Between 2006/7 and 2020/21 the gap in the prevalence of obesity between children attending school in the most and least deprived areas of England has widened.[74]

The drivers of obesity are wide ranging and linked to the area we live in. For example, the availability of affordable and high-quality food is likely to influence what we eat and evidence from Scotland and England found that the density of outlets from four major fast-food chains was most concentrated more deprived areas.[75] There are many other features of the place we live that influence the risk of being overweight or obese, such as access to safe places to play, uncluttered clean pavement and access to green spaces.[76]

Alcohol

People living in more deprived areas have a greater risk of harmful drinking behaviours or being dependent on alcohol.[77]

3.1.2 Inequalities in clinical/ biological risk factors

National analysis shows that people living in the most deprived communities are 30% more likely to have high blood pressure.[78]

Living in a more deprived area of England is also associated with increasing risk of developing diabetes (both diagnosed and undiagnosed).[79] The Health Survey for England in 2016 showed that people in the most deprived fifth of the population were more than twice as likely to have a diagnosis of diabetes, compared with the least deprived (7% vs 3% with diabetes). People living in the most deprived fifth of areas were twice as likely to have diabetes that had not been diagnosed compared with the least deprived (2.2% vs 1.0%).

Atrial fibrillation is a heart rhythm disorder that is believed to cause 20% of strokes.[80] People living in more deprived areas of the UK are more likely to develop atrial fibrillation and more likely to die from it.[81]
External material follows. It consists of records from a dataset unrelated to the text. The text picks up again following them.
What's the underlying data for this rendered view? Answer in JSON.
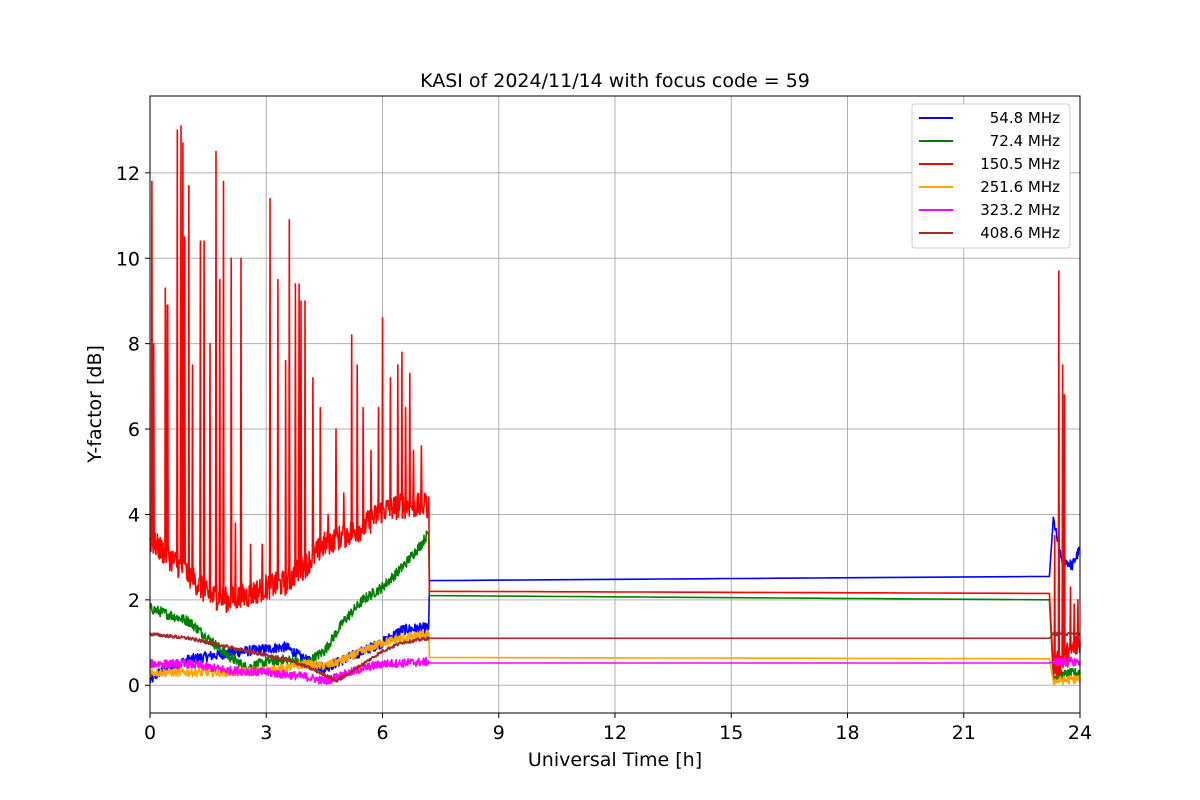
{
  "chart_data": {
    "type": "line",
    "title": "KASI of 2024/11/14 with focus code = 59",
    "xlabel": "Universal Time [h]",
    "ylabel": "Y-factor [dB]",
    "xlim": [
      0,
      24
    ],
    "ylim": [
      -0.65,
      13.8
    ],
    "xticks": [
      0,
      3,
      6,
      9,
      12,
      15,
      18,
      21,
      24
    ],
    "yticks": [
      0,
      2,
      4,
      6,
      8,
      10,
      12
    ],
    "grid": true,
    "legend_position": "top-right",
    "series": [
      {
        "name": "54.8 MHz",
        "color": "#0000ff",
        "noise": 0.12,
        "points": [
          [
            0,
            0.1
          ],
          [
            0.3,
            0.35
          ],
          [
            1,
            0.6
          ],
          [
            2,
            0.75
          ],
          [
            3,
            0.85
          ],
          [
            3.5,
            0.9
          ],
          [
            4,
            0.6
          ],
          [
            4.5,
            0.4
          ],
          [
            5,
            0.6
          ],
          [
            5.5,
            0.8
          ],
          [
            6,
            1.0
          ],
          [
            6.5,
            1.3
          ],
          [
            7.2,
            1.35
          ],
          [
            7.21,
            2.45
          ],
          [
            23.3,
            2.55
          ],
          [
            23.31,
            3.9
          ],
          [
            23.5,
            3.0
          ],
          [
            23.8,
            2.8
          ],
          [
            24,
            3.2
          ]
        ]
      },
      {
        "name": "72.4 MHz",
        "color": "#008000",
        "noise": 0.12,
        "points": [
          [
            0,
            1.8
          ],
          [
            1,
            1.5
          ],
          [
            1.5,
            1.1
          ],
          [
            2,
            0.7
          ],
          [
            2.5,
            0.4
          ],
          [
            3,
            0.55
          ],
          [
            3.5,
            0.6
          ],
          [
            4,
            0.5
          ],
          [
            4.5,
            0.8
          ],
          [
            5,
            1.5
          ],
          [
            5.5,
            2.0
          ],
          [
            6,
            2.3
          ],
          [
            6.5,
            2.75
          ],
          [
            7,
            3.3
          ],
          [
            7.2,
            3.6
          ],
          [
            7.21,
            2.1
          ],
          [
            23.3,
            2.0
          ],
          [
            23.31,
            0.2
          ],
          [
            24,
            0.3
          ]
        ]
      },
      {
        "name": "150.5 MHz",
        "color": "#ff0000",
        "noise": 0.3,
        "points": [
          [
            0,
            3.4
          ],
          [
            0.5,
            3.0
          ],
          [
            1,
            2.6
          ],
          [
            1.5,
            2.1
          ],
          [
            2,
            2.0
          ],
          [
            2.5,
            2.1
          ],
          [
            3,
            2.3
          ],
          [
            3.5,
            2.4
          ],
          [
            4,
            2.8
          ],
          [
            4.5,
            3.3
          ],
          [
            5,
            3.5
          ],
          [
            5.5,
            3.7
          ],
          [
            6,
            4.1
          ],
          [
            6.5,
            4.2
          ],
          [
            7.2,
            4.2
          ],
          [
            7.21,
            2.2
          ],
          [
            23.3,
            2.15
          ],
          [
            23.31,
            0.4
          ],
          [
            24,
            1.0
          ]
        ],
        "spikes": [
          [
            0.05,
            11.8
          ],
          [
            0.1,
            8.0
          ],
          [
            0.4,
            9.3
          ],
          [
            0.45,
            8.9
          ],
          [
            0.7,
            13.0
          ],
          [
            0.8,
            13.1
          ],
          [
            0.85,
            12.7
          ],
          [
            0.9,
            10.5
          ],
          [
            1,
            11.7
          ],
          [
            1.1,
            7.5
          ],
          [
            1.3,
            10.4
          ],
          [
            1.4,
            10.4
          ],
          [
            1.55,
            8.0
          ],
          [
            1.7,
            12.5
          ],
          [
            1.8,
            9.5
          ],
          [
            1.9,
            11.8
          ],
          [
            2.1,
            10.0
          ],
          [
            2.2,
            3.8
          ],
          [
            2.35,
            10.0
          ],
          [
            2.6,
            3.3
          ],
          [
            2.9,
            3.3
          ],
          [
            3.1,
            11.4
          ],
          [
            3.3,
            9.5
          ],
          [
            3.5,
            7.6
          ],
          [
            3.6,
            10.9
          ],
          [
            3.75,
            9.4
          ],
          [
            3.85,
            9.4
          ],
          [
            3.9,
            9.0
          ],
          [
            4,
            9.0
          ],
          [
            4.2,
            7.2
          ],
          [
            4.4,
            6.5
          ],
          [
            4.6,
            4.0
          ],
          [
            4.8,
            6.0
          ],
          [
            5,
            4.5
          ],
          [
            5.2,
            8.2
          ],
          [
            5.35,
            7.5
          ],
          [
            5.5,
            6.5
          ],
          [
            5.7,
            5.5
          ],
          [
            5.9,
            6.5
          ],
          [
            6,
            8.6
          ],
          [
            6.2,
            7.2
          ],
          [
            6.4,
            7.5
          ],
          [
            6.5,
            7.8
          ],
          [
            6.6,
            6.5
          ],
          [
            6.7,
            7.3
          ],
          [
            6.8,
            5.5
          ],
          [
            7.0,
            5.6
          ],
          [
            7.1,
            4.5
          ],
          [
            23.35,
            3.5
          ],
          [
            23.45,
            9.7
          ],
          [
            23.55,
            7.5
          ],
          [
            23.6,
            6.8
          ],
          [
            23.75,
            2.3
          ],
          [
            23.85,
            1.9
          ],
          [
            23.95,
            2.0
          ]
        ]
      },
      {
        "name": "251.6 MHz",
        "color": "#ffa500",
        "noise": 0.1,
        "points": [
          [
            0,
            0.3
          ],
          [
            1,
            0.3
          ],
          [
            2,
            0.3
          ],
          [
            3,
            0.35
          ],
          [
            3.5,
            0.4
          ],
          [
            4,
            0.5
          ],
          [
            4.5,
            0.45
          ],
          [
            5,
            0.6
          ],
          [
            5.5,
            0.8
          ],
          [
            6,
            1.0
          ],
          [
            6.5,
            1.1
          ],
          [
            7.2,
            1.2
          ],
          [
            7.21,
            0.65
          ],
          [
            23.3,
            0.62
          ],
          [
            23.31,
            0.1
          ],
          [
            24,
            0.15
          ]
        ]
      },
      {
        "name": "323.2 MHz",
        "color": "#ff00ff",
        "noise": 0.1,
        "points": [
          [
            0,
            0.5
          ],
          [
            1,
            0.5
          ],
          [
            2,
            0.35
          ],
          [
            3,
            0.3
          ],
          [
            4,
            0.2
          ],
          [
            4.5,
            0.1
          ],
          [
            5,
            0.25
          ],
          [
            5.5,
            0.4
          ],
          [
            6,
            0.5
          ],
          [
            7.2,
            0.55
          ],
          [
            7.21,
            0.52
          ],
          [
            23.3,
            0.52
          ],
          [
            23.31,
            0.55
          ],
          [
            24,
            0.55
          ]
        ]
      },
      {
        "name": "408.6 MHz",
        "color": "#a52a2a",
        "noise": 0.04,
        "points": [
          [
            0,
            1.2
          ],
          [
            0.5,
            1.15
          ],
          [
            1,
            1.1
          ],
          [
            1.5,
            1.0
          ],
          [
            2,
            0.9
          ],
          [
            2.5,
            0.8
          ],
          [
            3,
            0.7
          ],
          [
            3.5,
            0.6
          ],
          [
            4,
            0.45
          ],
          [
            4.5,
            0.25
          ],
          [
            4.8,
            0.1
          ],
          [
            5,
            0.2
          ],
          [
            5.5,
            0.5
          ],
          [
            6,
            0.8
          ],
          [
            6.5,
            1.0
          ],
          [
            7.2,
            1.1
          ],
          [
            7.21,
            1.1
          ],
          [
            23.3,
            1.1
          ],
          [
            23.31,
            1.2
          ],
          [
            24,
            1.2
          ]
        ]
      }
    ]
  }
}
3.1.3 Social and economic factors

Poorer quality jobs, poorer quality housing and poorer quality environments are linked to an increased risk of cardiovascular disease as highlighted in a previous section. These are often more common in more deprived areas and in people on low income.

3.1.4 Access to effective treatment

Research has indicated that there may be inequalities in access to specialist care for people living in more deprived areas, including longer waiting times and poorer access to cardiac interventions and acute stroke care.[82] However, for some interventions in primary care, for example provision of NHS Health Checks (which detect some key cardiovascular disease risk factors) has been found to be higher in deprived areas.[83]